For analysts at Motilal Oswal Financial Services, Nestle India’s better mix, healthy volume and better pricing, along with rapid acceleration in the out-of-home (OOH) business, stands out.

“The long-term narrative for revenue and earnings growth is highly attractive. The packaged foods segment offers immense growth opportunities in India, particularly for Nestle, which has a strong pedigree and distribution strength,” they said in a report.

Also Read: Nestle India beats projections, takes net profit up 25% to Rs 736 crore in Q1

What Street does not like

When Nestle announced its numbers during market hours on April 25, the stock took a sharp knock of 2 percent as it operating margins contracted.

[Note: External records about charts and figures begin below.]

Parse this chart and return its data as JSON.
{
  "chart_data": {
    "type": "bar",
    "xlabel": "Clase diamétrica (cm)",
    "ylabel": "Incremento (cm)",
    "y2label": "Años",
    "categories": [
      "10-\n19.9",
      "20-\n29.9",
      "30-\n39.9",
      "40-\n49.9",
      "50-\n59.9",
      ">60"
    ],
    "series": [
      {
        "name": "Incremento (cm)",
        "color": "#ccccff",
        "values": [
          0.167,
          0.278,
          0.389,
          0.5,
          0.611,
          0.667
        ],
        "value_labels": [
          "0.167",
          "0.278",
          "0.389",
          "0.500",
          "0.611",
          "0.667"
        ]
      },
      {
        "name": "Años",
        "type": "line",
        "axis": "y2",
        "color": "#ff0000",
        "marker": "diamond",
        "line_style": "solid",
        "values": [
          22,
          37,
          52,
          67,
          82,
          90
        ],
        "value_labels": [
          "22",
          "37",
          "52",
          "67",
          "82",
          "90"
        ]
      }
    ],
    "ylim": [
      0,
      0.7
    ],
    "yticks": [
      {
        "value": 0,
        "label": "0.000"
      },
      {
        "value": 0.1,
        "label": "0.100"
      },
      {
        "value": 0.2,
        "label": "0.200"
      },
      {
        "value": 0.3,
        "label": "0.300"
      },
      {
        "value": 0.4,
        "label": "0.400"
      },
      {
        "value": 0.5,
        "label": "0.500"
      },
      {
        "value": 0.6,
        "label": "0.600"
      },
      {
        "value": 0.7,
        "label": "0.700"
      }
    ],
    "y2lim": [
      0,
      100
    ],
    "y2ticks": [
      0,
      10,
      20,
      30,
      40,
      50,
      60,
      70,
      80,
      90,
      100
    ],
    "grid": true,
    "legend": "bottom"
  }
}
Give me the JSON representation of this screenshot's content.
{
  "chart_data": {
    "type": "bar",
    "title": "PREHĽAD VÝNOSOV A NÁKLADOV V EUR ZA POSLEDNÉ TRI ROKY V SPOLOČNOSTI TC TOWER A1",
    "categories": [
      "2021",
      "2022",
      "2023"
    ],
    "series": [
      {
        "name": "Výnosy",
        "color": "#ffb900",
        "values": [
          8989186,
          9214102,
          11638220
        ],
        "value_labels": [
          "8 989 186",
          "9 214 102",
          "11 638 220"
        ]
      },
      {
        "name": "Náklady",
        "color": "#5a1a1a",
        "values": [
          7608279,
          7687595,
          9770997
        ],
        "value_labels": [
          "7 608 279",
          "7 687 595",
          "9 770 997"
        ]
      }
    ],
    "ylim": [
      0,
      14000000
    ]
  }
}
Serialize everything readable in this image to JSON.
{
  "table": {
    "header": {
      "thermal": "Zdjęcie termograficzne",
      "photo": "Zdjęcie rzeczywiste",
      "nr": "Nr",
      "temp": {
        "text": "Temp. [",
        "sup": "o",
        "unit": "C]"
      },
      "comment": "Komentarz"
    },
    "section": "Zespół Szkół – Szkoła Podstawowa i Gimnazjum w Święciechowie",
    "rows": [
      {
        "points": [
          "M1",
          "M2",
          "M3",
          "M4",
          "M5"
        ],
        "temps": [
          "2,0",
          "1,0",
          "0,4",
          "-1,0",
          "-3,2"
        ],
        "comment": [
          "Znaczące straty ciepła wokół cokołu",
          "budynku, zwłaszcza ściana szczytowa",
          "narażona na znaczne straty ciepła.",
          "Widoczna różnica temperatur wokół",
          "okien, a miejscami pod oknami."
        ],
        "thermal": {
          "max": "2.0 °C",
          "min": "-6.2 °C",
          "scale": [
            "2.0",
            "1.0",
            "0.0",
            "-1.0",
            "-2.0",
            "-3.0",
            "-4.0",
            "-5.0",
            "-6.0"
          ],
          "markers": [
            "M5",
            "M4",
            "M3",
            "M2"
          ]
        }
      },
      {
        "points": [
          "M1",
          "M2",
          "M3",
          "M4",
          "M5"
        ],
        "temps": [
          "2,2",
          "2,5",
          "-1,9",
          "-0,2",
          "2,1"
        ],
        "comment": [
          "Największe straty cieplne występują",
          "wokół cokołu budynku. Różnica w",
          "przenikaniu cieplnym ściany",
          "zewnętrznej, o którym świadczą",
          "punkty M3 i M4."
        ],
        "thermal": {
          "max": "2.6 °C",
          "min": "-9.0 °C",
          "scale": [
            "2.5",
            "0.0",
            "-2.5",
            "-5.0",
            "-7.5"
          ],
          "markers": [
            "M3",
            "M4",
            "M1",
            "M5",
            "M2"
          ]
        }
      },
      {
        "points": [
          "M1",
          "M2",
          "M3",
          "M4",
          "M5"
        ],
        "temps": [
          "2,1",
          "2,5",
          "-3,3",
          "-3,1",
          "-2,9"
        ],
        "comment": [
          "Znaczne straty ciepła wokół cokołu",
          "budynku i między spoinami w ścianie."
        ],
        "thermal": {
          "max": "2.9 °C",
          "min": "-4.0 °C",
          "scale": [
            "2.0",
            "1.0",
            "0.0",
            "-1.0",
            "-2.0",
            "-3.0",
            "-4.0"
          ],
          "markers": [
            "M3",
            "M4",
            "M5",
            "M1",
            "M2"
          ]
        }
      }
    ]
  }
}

Margins at 22.7 percent stand lower than 23.4 percent in the year-ago period. Estimates had pegged margin at 23 percent.

Management commentary from the company provides no relief here either. The company expects the cost of fresh milk, fuels, and green coffee to remain firm because of continued increase in demand and volatility.

Due to high inflation in dairy, Morgan Stanley believes growth was weakest in the Nestle India’s largest category – that’s milk and nutrition products. In CY22, the category contributed to 40 percent of the topline but grew only 9.5 percent.

Also Read: The myth around summer stocks

On the other hand, confectionary, prepared dishes and cooking aids as well as powdered and liquid beverages had witnessed double-digit growth in CY22.

The stock is trading at valuation at 57.6 times one-year forward earnings. “It is expensive and does not offer any significant upside from a one-year perspective. Thus, we reiterate our neutral rating on the stock with a target of Rs 20,500,” Motilal Oswal said.

Margin pressure and relative valuations are also keeping Morgan Stanley underweight on the stock. It has a target of Rs 15,315 on Nestle India.

On the other hand, Kotak Institutional Equities and Axis Securities have a more bullish target at Rs 22,250 and Rs 23,000, respectively.

“Constant focus on innovation by launching over 110 products in the last seven years, premiumising the Maggi noodles range and introduction of D2C platform to gauge consumer attention are the right levers for growth in the long run,” as per Axis Securities.